Varios miles de años de registros históricos revelan una historia constante de fracasos de la humanidad. Con todo, ponen a nuestra disposición una fuente de información que nos desafía a ver las cosas de modo diferente, a reinventar cómo vivir como individuos y como sociedad, y a usar esto como catalizador para convertir en éxito el fracaso. La Biblia ofrece consejo atemporal para todos, el cual, si se le presta atención, resultará en un cambio de corazón. David, uno de los reyes de Israel, declaró «Gustad, y ved que es bueno Jehová; dichoso el hombre que confía en él» (Salmo 34:8).
¿Estamos dispuestos a poner a prueba esa teoría o —por disonancia cognitiva y sesgo de confirmación— nos rehusaremos a examinar de nuevo cómo y por qué hemos fallado? ¿Seguiremos con nuestra propia manera de hacer las cosas? El hijo de David, el rey Salomón, tuvo algo que decir al respecto: «Hay camino que al hombre le parece derecho; pero su fin es camino de muerte» (Proverbios 14:12; 16:25).
Las señales de advertencia están allí, ¡si tan solo las reconociéramos! El apóstol Pablo confeccionó una lista de rasgos que caracterizarían un tiempo futuro; su lista suena inquietantemente familiar: «Ahora bien, ten en cuenta que en los últimos días vendrán tiempos difíciles.
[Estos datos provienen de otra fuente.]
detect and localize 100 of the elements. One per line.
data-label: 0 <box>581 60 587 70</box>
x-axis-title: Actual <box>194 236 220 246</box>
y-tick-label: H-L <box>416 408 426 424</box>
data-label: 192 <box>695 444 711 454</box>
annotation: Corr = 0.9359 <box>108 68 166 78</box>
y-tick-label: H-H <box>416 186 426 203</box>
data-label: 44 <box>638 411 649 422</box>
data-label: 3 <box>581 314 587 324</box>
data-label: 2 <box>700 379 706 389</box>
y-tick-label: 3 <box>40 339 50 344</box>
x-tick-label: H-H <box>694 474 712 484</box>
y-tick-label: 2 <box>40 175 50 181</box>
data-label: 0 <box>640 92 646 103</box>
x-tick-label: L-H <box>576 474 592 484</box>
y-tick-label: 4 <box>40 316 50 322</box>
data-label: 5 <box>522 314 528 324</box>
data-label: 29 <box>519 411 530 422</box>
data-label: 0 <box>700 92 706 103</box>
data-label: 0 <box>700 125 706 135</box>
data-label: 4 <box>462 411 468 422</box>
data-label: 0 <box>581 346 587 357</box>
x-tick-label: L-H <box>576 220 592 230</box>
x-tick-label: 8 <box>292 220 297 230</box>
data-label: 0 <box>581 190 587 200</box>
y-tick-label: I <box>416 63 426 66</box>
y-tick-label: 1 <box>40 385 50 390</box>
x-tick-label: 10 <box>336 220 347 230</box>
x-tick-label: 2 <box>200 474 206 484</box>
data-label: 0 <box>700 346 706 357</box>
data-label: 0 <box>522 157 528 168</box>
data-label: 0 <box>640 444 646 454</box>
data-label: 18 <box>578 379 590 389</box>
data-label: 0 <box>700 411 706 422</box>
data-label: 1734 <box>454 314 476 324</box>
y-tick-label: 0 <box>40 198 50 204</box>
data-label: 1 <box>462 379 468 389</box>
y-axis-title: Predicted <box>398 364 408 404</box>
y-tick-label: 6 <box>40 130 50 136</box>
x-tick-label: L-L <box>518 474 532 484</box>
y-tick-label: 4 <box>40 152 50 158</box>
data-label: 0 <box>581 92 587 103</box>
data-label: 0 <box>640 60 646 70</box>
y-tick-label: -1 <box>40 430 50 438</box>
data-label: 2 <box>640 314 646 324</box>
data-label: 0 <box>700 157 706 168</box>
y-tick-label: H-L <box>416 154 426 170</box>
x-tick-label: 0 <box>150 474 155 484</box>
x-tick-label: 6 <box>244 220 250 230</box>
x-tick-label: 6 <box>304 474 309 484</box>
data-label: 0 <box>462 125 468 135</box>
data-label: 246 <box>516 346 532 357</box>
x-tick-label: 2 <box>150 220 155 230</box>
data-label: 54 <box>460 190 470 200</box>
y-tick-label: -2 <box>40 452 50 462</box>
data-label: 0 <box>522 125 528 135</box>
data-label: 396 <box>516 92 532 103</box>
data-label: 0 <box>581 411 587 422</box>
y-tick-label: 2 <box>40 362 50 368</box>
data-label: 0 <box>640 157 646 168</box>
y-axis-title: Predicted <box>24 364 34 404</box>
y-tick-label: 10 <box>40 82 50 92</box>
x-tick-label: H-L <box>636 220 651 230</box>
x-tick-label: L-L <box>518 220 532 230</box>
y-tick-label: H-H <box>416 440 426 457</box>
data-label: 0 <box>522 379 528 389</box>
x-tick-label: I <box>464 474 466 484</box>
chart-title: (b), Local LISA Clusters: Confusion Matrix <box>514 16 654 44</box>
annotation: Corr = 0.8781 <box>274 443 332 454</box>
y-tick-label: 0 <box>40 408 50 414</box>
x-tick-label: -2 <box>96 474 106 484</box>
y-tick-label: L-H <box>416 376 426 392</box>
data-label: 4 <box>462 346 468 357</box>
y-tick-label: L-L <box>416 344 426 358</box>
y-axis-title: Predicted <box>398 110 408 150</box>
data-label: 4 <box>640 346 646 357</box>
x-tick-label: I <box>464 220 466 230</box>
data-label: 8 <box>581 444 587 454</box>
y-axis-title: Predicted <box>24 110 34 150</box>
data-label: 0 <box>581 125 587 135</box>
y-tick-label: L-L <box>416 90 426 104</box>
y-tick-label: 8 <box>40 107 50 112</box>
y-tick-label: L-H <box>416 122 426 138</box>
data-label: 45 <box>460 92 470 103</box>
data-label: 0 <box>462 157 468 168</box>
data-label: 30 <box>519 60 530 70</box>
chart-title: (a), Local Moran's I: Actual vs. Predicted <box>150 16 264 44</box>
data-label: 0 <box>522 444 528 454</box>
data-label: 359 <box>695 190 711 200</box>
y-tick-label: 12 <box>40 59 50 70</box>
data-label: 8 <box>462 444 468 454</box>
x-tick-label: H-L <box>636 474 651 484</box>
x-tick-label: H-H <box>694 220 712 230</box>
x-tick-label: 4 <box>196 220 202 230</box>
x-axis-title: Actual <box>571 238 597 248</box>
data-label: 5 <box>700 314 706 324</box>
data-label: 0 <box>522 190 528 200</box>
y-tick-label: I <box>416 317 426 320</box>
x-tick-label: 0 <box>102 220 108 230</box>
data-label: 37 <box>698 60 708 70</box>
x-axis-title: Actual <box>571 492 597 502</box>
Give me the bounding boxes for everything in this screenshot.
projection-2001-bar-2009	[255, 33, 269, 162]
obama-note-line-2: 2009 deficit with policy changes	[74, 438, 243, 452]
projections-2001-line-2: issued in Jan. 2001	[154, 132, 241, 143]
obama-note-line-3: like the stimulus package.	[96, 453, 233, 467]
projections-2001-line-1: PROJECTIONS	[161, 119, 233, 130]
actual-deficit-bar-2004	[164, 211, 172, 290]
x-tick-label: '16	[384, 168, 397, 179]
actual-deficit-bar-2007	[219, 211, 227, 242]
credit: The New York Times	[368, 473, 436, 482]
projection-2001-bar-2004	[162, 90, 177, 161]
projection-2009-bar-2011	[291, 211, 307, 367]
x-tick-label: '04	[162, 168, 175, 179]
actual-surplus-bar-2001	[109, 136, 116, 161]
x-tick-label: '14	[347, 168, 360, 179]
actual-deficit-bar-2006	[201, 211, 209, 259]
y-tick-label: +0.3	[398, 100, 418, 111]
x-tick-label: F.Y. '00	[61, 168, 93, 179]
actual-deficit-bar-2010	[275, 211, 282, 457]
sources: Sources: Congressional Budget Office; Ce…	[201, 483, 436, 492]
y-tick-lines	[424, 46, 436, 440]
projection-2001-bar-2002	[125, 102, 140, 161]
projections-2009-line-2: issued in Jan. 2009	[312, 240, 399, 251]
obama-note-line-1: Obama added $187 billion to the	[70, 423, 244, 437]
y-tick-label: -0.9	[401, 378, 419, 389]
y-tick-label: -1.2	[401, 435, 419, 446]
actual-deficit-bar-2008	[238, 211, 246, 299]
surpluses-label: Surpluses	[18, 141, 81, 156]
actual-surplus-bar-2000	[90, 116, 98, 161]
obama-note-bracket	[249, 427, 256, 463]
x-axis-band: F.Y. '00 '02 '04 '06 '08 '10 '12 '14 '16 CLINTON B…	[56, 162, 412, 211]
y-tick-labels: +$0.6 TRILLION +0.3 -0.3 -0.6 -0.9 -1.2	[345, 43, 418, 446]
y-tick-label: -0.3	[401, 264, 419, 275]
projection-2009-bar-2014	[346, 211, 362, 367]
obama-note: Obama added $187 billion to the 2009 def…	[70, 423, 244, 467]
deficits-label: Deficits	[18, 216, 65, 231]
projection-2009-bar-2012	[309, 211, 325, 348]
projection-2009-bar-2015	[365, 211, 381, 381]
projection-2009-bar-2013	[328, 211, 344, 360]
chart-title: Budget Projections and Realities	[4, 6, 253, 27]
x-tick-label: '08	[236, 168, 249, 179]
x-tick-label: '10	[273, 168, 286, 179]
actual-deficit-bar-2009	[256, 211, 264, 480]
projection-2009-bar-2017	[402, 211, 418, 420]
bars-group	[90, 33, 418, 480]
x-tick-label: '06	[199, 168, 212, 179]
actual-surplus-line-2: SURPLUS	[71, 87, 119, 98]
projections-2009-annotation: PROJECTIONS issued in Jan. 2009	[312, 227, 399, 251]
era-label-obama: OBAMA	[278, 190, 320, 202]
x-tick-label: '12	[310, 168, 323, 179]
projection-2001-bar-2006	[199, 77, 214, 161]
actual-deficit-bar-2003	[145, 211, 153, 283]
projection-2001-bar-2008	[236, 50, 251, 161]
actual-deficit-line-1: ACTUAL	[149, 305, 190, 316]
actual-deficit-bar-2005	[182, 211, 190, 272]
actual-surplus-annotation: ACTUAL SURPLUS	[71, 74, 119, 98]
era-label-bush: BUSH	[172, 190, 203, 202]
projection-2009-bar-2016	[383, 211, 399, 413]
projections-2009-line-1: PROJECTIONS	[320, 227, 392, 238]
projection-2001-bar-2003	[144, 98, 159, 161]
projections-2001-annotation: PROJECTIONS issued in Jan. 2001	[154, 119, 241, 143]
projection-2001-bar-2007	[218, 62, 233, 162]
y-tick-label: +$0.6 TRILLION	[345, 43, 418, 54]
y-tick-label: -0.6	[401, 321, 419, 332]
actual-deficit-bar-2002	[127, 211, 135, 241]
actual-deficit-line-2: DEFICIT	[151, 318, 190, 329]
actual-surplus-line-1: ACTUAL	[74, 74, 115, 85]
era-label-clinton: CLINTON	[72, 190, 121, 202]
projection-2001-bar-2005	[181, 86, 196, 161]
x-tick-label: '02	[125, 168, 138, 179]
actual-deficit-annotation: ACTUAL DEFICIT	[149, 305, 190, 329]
La gente estará llena de egoísmo y avaricia; serán jactanciosos, arrogantes, blasfemos, desobedientes a los padres, ingratos, impíos, insensibles, implacables, calumniadores, libertinos, despiadados, enemigos de todo lo bueno, traicioneros, impetuosos, vanidosos y más amigos del placer que de Dios» (2 Timoteo 3:1–4, Nueva Versión Internacional).
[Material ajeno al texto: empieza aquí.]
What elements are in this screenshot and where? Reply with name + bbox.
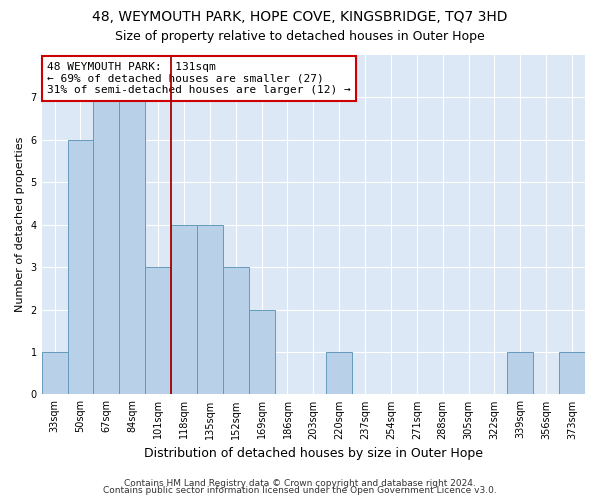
Bar	[223, 267, 248, 394]
Bar	[145, 267, 171, 394]
Bar	[41, 352, 68, 395]
Text: Size of property relative to detached houses in Outer Hope: Size of property relative to detached ho…	[115, 30, 485, 43]
Text: Contains public sector information licensed under the Open Government Licence v3: Contains public sector information licen…	[103, 486, 497, 495]
Bar	[326, 352, 352, 395]
Bar	[248, 310, 275, 394]
Bar	[508, 352, 533, 395]
Text: 48, WEYMOUTH PARK, HOPE COVE, KINGSBRIDGE, TQ7 3HD: 48, WEYMOUTH PARK, HOPE COVE, KINGSBRIDG…	[92, 10, 508, 24]
Text: 48 WEYMOUTH PARK:  131sqm
← 69% of detached houses are smaller (27)
31% of semi-: 48 WEYMOUTH PARK: 131sqm ← 69% of detach…	[47, 62, 351, 95]
X-axis label: Distribution of detached houses by size in Outer Hope: Distribution of detached houses by size …	[144, 447, 483, 460]
Bar	[197, 224, 223, 394]
Bar	[68, 140, 94, 394]
Bar	[119, 98, 145, 395]
Bar	[94, 98, 119, 395]
Bar	[559, 352, 585, 395]
Text: Contains HM Land Registry data © Crown copyright and database right 2024.: Contains HM Land Registry data © Crown c…	[124, 478, 476, 488]
Y-axis label: Number of detached properties: Number of detached properties	[15, 137, 25, 312]
Bar	[171, 224, 197, 394]
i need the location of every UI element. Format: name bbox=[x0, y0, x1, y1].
¿Prestaremos atención a estas señales de los tiempos, confrontaremos nuestros fracasos y adoptaremos las medidas necesarias para cambiar? Más adelante, Pablo señaló una inestimable fuente de ayuda: «Toda la Escritura es inspirada por Dios y útil para enseñar, para reprender, para corregir y para instruir en la justicia» (versículo 16).
Vale la pena repetir las palabras de Bryan Magee: «Nadie puede darnos un mejor servicio que mostrarnos qué está mal en lo que pensamos o hacemos»…
¿Estamos dispuestos a pensar fuera de los límites en que nos confinamos y considerar que nuestro Creador está tratando de decirnos precisamente eso?